Security flaws often arise when attackers submit inputs that violate code assumptions. To mitigate this:

  • Input Validation: Define acceptable inputs using well-established formats and libraries. An allow list, specifying valid inputs, is more secure than a blocklist, which tries to exclude invalid ones.
  • Safe Output: Ensure that all API outputs are well-formed and cannot be exploited. Apply standard HTTP security headers to all responses and double-check error responses.

Rate-limiting for availability

Rate-limiting is your main defense against DoS attacks. Apply limits to all requests, especially unauthenticated ones, to prevent your servers from being overwhelmed by excessive traffic.

This should be the first security measure applied when processing a request.

Authentication to prevent spoofing

Authentication tells you who is performing an operation.

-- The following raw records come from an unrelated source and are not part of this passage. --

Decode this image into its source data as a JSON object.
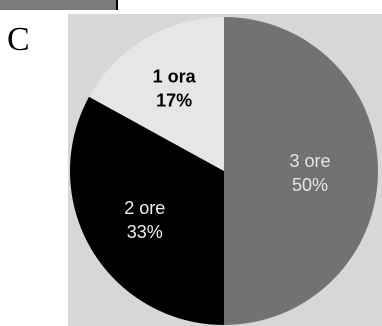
{
  "panel_letter": "C",
  "colors": {
    "plot_background": "#d7d7d7",
    "fragment_fill": "#7a7a7a",
    "slice_label_dark_bg": "#e6e6e6",
    "slice_label_light_bg": "#000000"
  },
  "chart_data": {
    "type": "pie",
    "title": "",
    "slices": [
      {
        "label": "3 ore",
        "value": 50,
        "value_label": "50%",
        "color": "#727272",
        "label_color": "#e4e4e4",
        "bold": false
      },
      {
        "label": "2 ore",
        "value": 33,
        "value_label": "33%",
        "color": "#000000",
        "label_color": "#f0f0f0",
        "bold": false
      },
      {
        "label": "1 ora",
        "value": 17,
        "value_label": "17%",
        "color": "#e6e6e6",
        "label_color": "#000000",
        "bold": true
      }
    ]
  }
}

Without it, audit logging and access control don’t function correctly.

HTTP Basic authentication, a widely used method, involves sending credentials in a standard HTTP header.

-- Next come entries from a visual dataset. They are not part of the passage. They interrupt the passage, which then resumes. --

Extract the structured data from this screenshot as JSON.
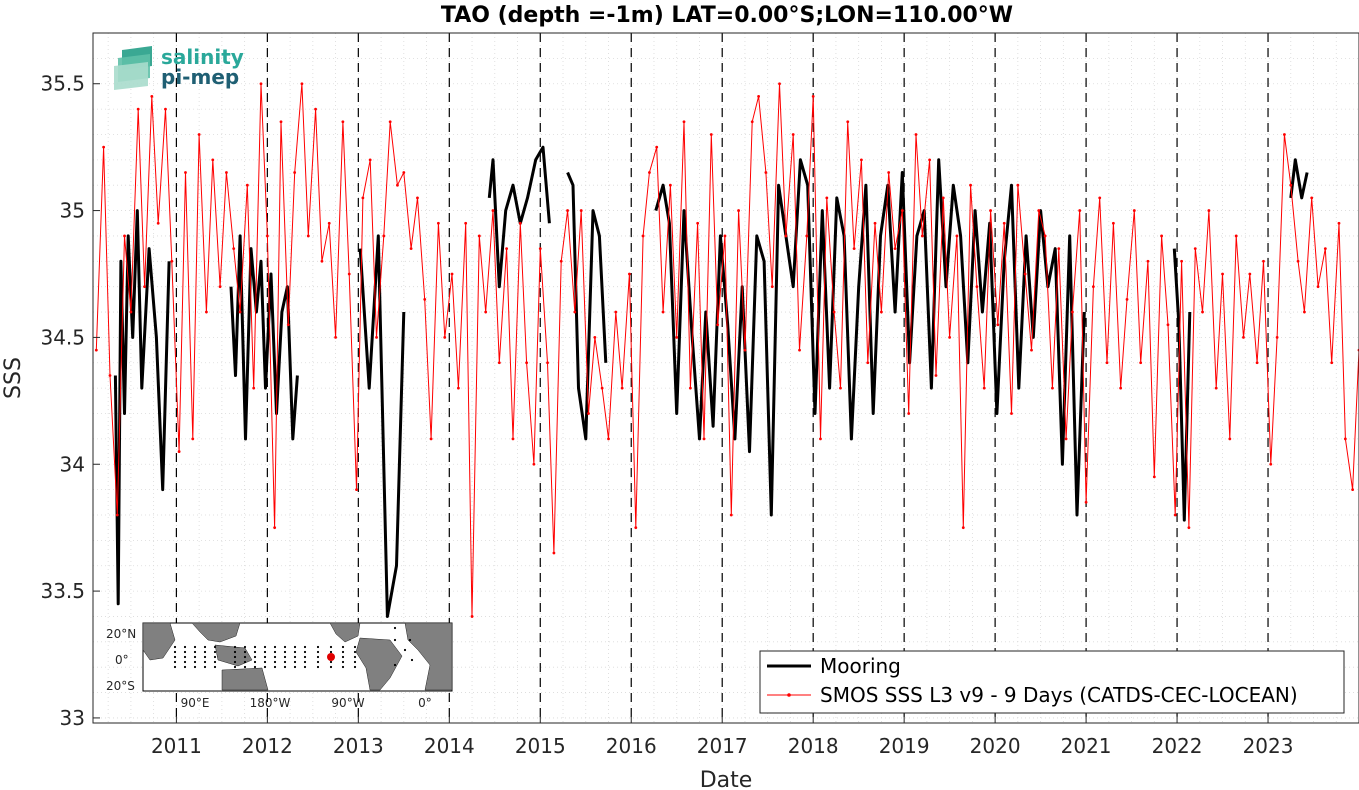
{
  "chart_data": {
    "type": "line",
    "title": "TAO (depth =-1m) LAT=0.00°S;LON=110.00°W",
    "xlabel": "Date",
    "ylabel": "SSS",
    "x_range": [
      "2010-01-15",
      "2023-12-31"
    ],
    "ylim": [
      32.98,
      35.7
    ],
    "y_ticks": [
      33,
      33.5,
      34,
      34.5,
      35,
      35.5
    ],
    "y_tick_labels": [
      "33",
      "33.5",
      "34",
      "34.5",
      "35",
      "35.5"
    ],
    "x_ticks": [
      "2011",
      "2012",
      "2013",
      "2014",
      "2015",
      "2016",
      "2017",
      "2018",
      "2019",
      "2020",
      "2021",
      "2022",
      "2023"
    ],
    "grid": "on (dotted, minor)",
    "year_boundary_lines": "dashed",
    "legend_position": "bottom-right",
    "series": [
      {
        "name": "Mooring",
        "color": "#000000",
        "style": "thick line",
        "x": [
          2010.33,
          2010.36,
          2010.39,
          2010.43,
          2010.47,
          2010.52,
          2010.57,
          2010.62,
          2010.7,
          2010.78,
          2010.85,
          2010.92,
          null,
          2011.6,
          2011.65,
          2011.7,
          2011.76,
          2011.82,
          2011.88,
          2011.93,
          2011.98,
          2012.04,
          2012.1,
          2012.16,
          2012.22,
          2012.28,
          2012.33,
          null,
          2013.02,
          2013.12,
          2013.22,
          2013.32,
          2013.42,
          2013.5,
          null,
          2014.44,
          2014.48,
          2014.55,
          2014.62,
          2014.7,
          2014.78,
          2014.86,
          2014.95,
          2015.03,
          2015.1,
          null,
          2015.3,
          2015.36,
          2015.42,
          2015.5,
          2015.58,
          2015.65,
          2015.72,
          null,
          2016.27,
          2016.35,
          2016.42,
          2016.5,
          2016.58,
          2016.67,
          2016.75,
          2016.82,
          2016.9,
          2016.98,
          2017.06,
          2017.14,
          2017.22,
          2017.3,
          2017.38,
          2017.46,
          2017.54,
          2017.62,
          2017.7,
          2017.78,
          2017.86,
          2017.94,
          2018.02,
          2018.1,
          2018.18,
          2018.26,
          2018.34,
          2018.42,
          2018.5,
          2018.58,
          2018.66,
          2018.74,
          2018.82,
          2018.9,
          2018.98,
          2019.06,
          2019.14,
          2019.22,
          2019.3,
          2019.38,
          2019.46,
          2019.54,
          2019.62,
          2019.7,
          2019.78,
          2019.86,
          2019.94,
          2020.02,
          2020.1,
          2020.18,
          2020.26,
          2020.34,
          2020.42,
          2020.5,
          2020.58,
          2020.66,
          2020.74,
          2020.82,
          2020.9,
          2020.98,
          null,
          2021.97,
          2022.02,
          2022.08,
          2022.14,
          null,
          2023.25,
          2023.3,
          2023.37,
          2023.43
        ],
        "y": [
          34.35,
          33.45,
          34.8,
          34.2,
          34.9,
          34.5,
          35.0,
          34.3,
          34.85,
          34.5,
          33.9,
          34.8,
          null,
          34.7,
          34.35,
          34.9,
          34.1,
          34.85,
          34.6,
          34.8,
          34.3,
          34.75,
          34.2,
          34.6,
          34.7,
          34.1,
          34.35,
          null,
          34.85,
          34.3,
          34.9,
          33.4,
          33.6,
          34.6,
          null,
          35.05,
          35.2,
          34.7,
          35.0,
          35.1,
          34.95,
          35.05,
          35.2,
          35.25,
          34.95,
          null,
          35.15,
          35.1,
          34.3,
          34.1,
          35.0,
          34.9,
          34.4,
          null,
          35.0,
          35.1,
          34.95,
          34.2,
          35.0,
          34.5,
          34.1,
          34.6,
          34.15,
          34.9,
          34.55,
          34.1,
          34.7,
          34.05,
          34.9,
          34.8,
          33.8,
          35.1,
          34.9,
          34.7,
          35.2,
          35.1,
          34.2,
          35.0,
          34.3,
          35.05,
          34.9,
          34.1,
          34.7,
          35.1,
          34.2,
          34.9,
          35.1,
          34.6,
          35.15,
          34.4,
          34.9,
          35.0,
          34.3,
          35.2,
          34.7,
          35.1,
          34.9,
          34.4,
          35.0,
          34.6,
          34.95,
          34.2,
          34.8,
          35.1,
          34.3,
          34.9,
          34.5,
          35.0,
          34.7,
          34.85,
          34.0,
          34.9,
          33.8,
          34.6,
          null,
          34.85,
          34.55,
          33.78,
          34.6,
          null,
          35.05,
          35.2,
          35.05,
          35.15
        ]
      },
      {
        "name": "SMOS SSS L3 v9 - 9 Days (CATDS-CEC-LOCEAN)",
        "color": "#ff0000",
        "style": "thin line with dot markers",
        "x": [
          2010.12,
          2010.2,
          2010.27,
          2010.35,
          2010.43,
          2010.5,
          2010.58,
          2010.65,
          2010.73,
          2010.8,
          2010.88,
          2010.95,
          2011.03,
          2011.1,
          2011.18,
          2011.25,
          2011.33,
          2011.4,
          2011.48,
          2011.55,
          2011.63,
          2011.7,
          2011.78,
          2011.85,
          2011.93,
          2012.0,
          2012.08,
          2012.15,
          2012.23,
          2012.3,
          2012.38,
          2012.45,
          2012.53,
          2012.6,
          2012.68,
          2012.75,
          2012.83,
          2012.9,
          2012.98,
          2013.05,
          2013.13,
          2013.2,
          2013.28,
          2013.35,
          2013.43,
          2013.5,
          2013.58,
          2013.65,
          2013.73,
          2013.8,
          2013.88,
          2013.95,
          2014.03,
          2014.1,
          2014.18,
          2014.25,
          2014.33,
          2014.4,
          2014.48,
          2014.55,
          2014.63,
          2014.7,
          2014.78,
          2014.85,
          2014.93,
          2015.0,
          2015.08,
          2015.15,
          2015.23,
          2015.3,
          2015.38,
          2015.45,
          2015.53,
          2015.6,
          2015.68,
          2015.75,
          2015.83,
          2015.9,
          2015.98,
          2016.05,
          2016.13,
          2016.2,
          2016.28,
          2016.35,
          2016.43,
          2016.5,
          2016.58,
          2016.65,
          2016.73,
          2016.8,
          2016.88,
          2016.95,
          2017.03,
          2017.1,
          2017.18,
          2017.25,
          2017.33,
          2017.4,
          2017.48,
          2017.55,
          2017.63,
          2017.7,
          2017.78,
          2017.85,
          2017.93,
          2018.0,
          2018.08,
          2018.15,
          2018.23,
          2018.3,
          2018.38,
          2018.45,
          2018.53,
          2018.6,
          2018.68,
          2018.75,
          2018.83,
          2018.9,
          2018.98,
          2019.05,
          2019.13,
          2019.2,
          2019.28,
          2019.35,
          2019.43,
          2019.5,
          2019.58,
          2019.65,
          2019.73,
          2019.8,
          2019.88,
          2019.95,
          2020.03,
          2020.1,
          2020.18,
          2020.25,
          2020.33,
          2020.4,
          2020.48,
          2020.55,
          2020.63,
          2020.7,
          2020.78,
          2020.85,
          2020.93,
          2021.0,
          2021.08,
          2021.15,
          2021.23,
          2021.3,
          2021.38,
          2021.45,
          2021.53,
          2021.6,
          2021.68,
          2021.75,
          2021.83,
          2021.9,
          2021.98,
          2022.05,
          2022.13,
          2022.2,
          2022.28,
          2022.35,
          2022.43,
          2022.5,
          2022.58,
          2022.65,
          2022.73,
          2022.8,
          2022.88,
          2022.95,
          2023.03,
          2023.1,
          2023.18,
          2023.25,
          2023.33,
          2023.4,
          2023.48,
          2023.55,
          2023.63,
          2023.7,
          2023.78,
          2023.85,
          2023.93,
          2024.0
        ],
        "y": [
          34.45,
          35.25,
          34.35,
          33.8,
          34.9,
          34.6,
          35.4,
          34.7,
          35.45,
          34.95,
          35.4,
          34.8,
          34.05,
          35.15,
          34.1,
          35.3,
          34.6,
          35.2,
          34.7,
          35.15,
          34.85,
          34.6,
          35.1,
          34.3,
          35.5,
          34.9,
          33.75,
          35.35,
          34.55,
          35.15,
          35.5,
          34.9,
          35.4,
          34.8,
          34.95,
          34.5,
          35.35,
          34.75,
          33.9,
          35.05,
          35.2,
          34.5,
          34.9,
          35.35,
          35.1,
          35.15,
          34.85,
          35.05,
          34.65,
          34.1,
          34.95,
          34.5,
          34.75,
          34.3,
          34.95,
          33.4,
          34.9,
          34.6,
          35.0,
          34.4,
          34.85,
          34.1,
          34.95,
          34.4,
          34.0,
          34.85,
          34.4,
          33.65,
          34.8,
          35.0,
          34.6,
          35.0,
          34.2,
          34.5,
          34.3,
          34.1,
          34.6,
          34.3,
          34.75,
          33.75,
          34.9,
          35.15,
          35.25,
          34.6,
          35.1,
          34.5,
          35.35,
          34.3,
          34.95,
          34.1,
          35.3,
          34.55,
          34.9,
          33.8,
          35.0,
          34.45,
          35.35,
          35.45,
          35.15,
          34.7,
          35.5,
          34.9,
          35.3,
          34.45,
          34.9,
          35.45,
          34.1,
          35.05,
          34.6,
          34.3,
          35.35,
          34.85,
          35.2,
          34.4,
          34.95,
          34.6,
          35.15,
          34.85,
          35.0,
          34.2,
          35.3,
          34.9,
          35.2,
          34.35,
          35.05,
          34.5,
          34.9,
          33.75,
          35.1,
          34.7,
          34.3,
          35.0,
          34.55,
          34.95,
          34.2,
          35.1,
          34.75,
          34.45,
          35.0,
          34.9,
          34.3,
          34.85,
          34.1,
          34.6,
          35.0,
          33.85,
          34.7,
          35.05,
          34.4,
          34.95,
          34.3,
          34.65,
          35.0,
          34.4,
          34.8,
          33.95,
          34.9,
          34.55,
          33.8,
          34.8,
          33.75,
          34.85,
          34.6,
          35.0,
          34.3,
          34.75,
          34.1,
          34.9,
          34.5,
          34.75,
          34.4,
          34.8,
          34.0,
          34.5,
          35.3,
          35.1,
          34.8,
          34.6,
          35.05,
          34.7,
          34.85,
          34.4,
          34.95,
          34.1,
          33.9,
          34.45
        ]
      }
    ],
    "logo": {
      "word1": "salinity",
      "word2": "pi-mep"
    },
    "inset_map": {
      "lat_labels": [
        "20°N",
        "0°",
        "20°S"
      ],
      "lon_labels": [
        "90°E",
        "180°W",
        "90°W",
        "0°"
      ],
      "marker_color": "#e00000",
      "land_color": "#7f7f7f"
    }
  }
}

Web browsers have built-in support for HTTP Basic authentication as does curl and many other command-line tools.

This allows you to send a username and password to the API, but you need to securely store and validate that password.

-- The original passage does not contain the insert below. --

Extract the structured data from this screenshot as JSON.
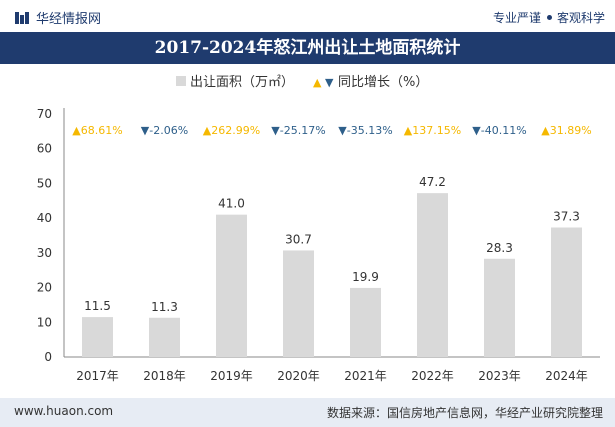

A better approach is to outsource authentication using a federation protocol like SAML or OpenID Connect, or an LDAP directory. This offloads credential management to systems purpose-built for it.

Using HTTPS

HTTPS encrypts data in transit and verifies the server’s identity through certificate validation. Without it, passwords and tokens can be intercepted in transit.

Audit logging for accountability

Every action performed through your API should be recorded in an audit log.

These logs should be sent to a centralized Security Information and Event Management (SIEM) system for analysis, helping detect potential threats and unusual behavior.

Implementing access control

Authentication identifies who a user is; access control determines what they can do.

An access control list (ACL) specifies which users can access specific objects and defines the permissions for each user.

Avoiding privilege escalation

Restrict the ability to grant permissions. New users shouldn’t receive more permissions than whoever added them, or limit permission-granting entirely to users who already hold full permissions.

Securing gRPC APIs

gRPC is an open source RPC framework built for high-performance service-to-service communication, common in microservices architectures. It uses Protocol Buffers instead of JSON, which changes some security considerations compared to REST.

Key recommendations:

  • Use Mutual TLS (mTLS): Encrypts data in transit and authenticates both the client and the server, not just the server.
  • Use streaming carefully: If using gRPC streaming, enforce flow limits to avoid resource exhaustion and keep data handling secure.
  • Control service exposure: Only expose the services and methods that need to be external. Keep internal services internal.
  • Enable logging and monitoring: Track access patterns and flag anomalies to facilitate auditing of gRPC calls.

Everything from the REST section applies here too: authentication, authorization, input validation, and rate-limiting.

Conclusion

API security isn’t one thing you implement and check off. It starts with knowing what you’re protecting, setting clear security goals, and applying the right mechanisms. Input validation, rate-limiting, authentication, and access control address most common threats. Get those right before worrying about anything more exotic.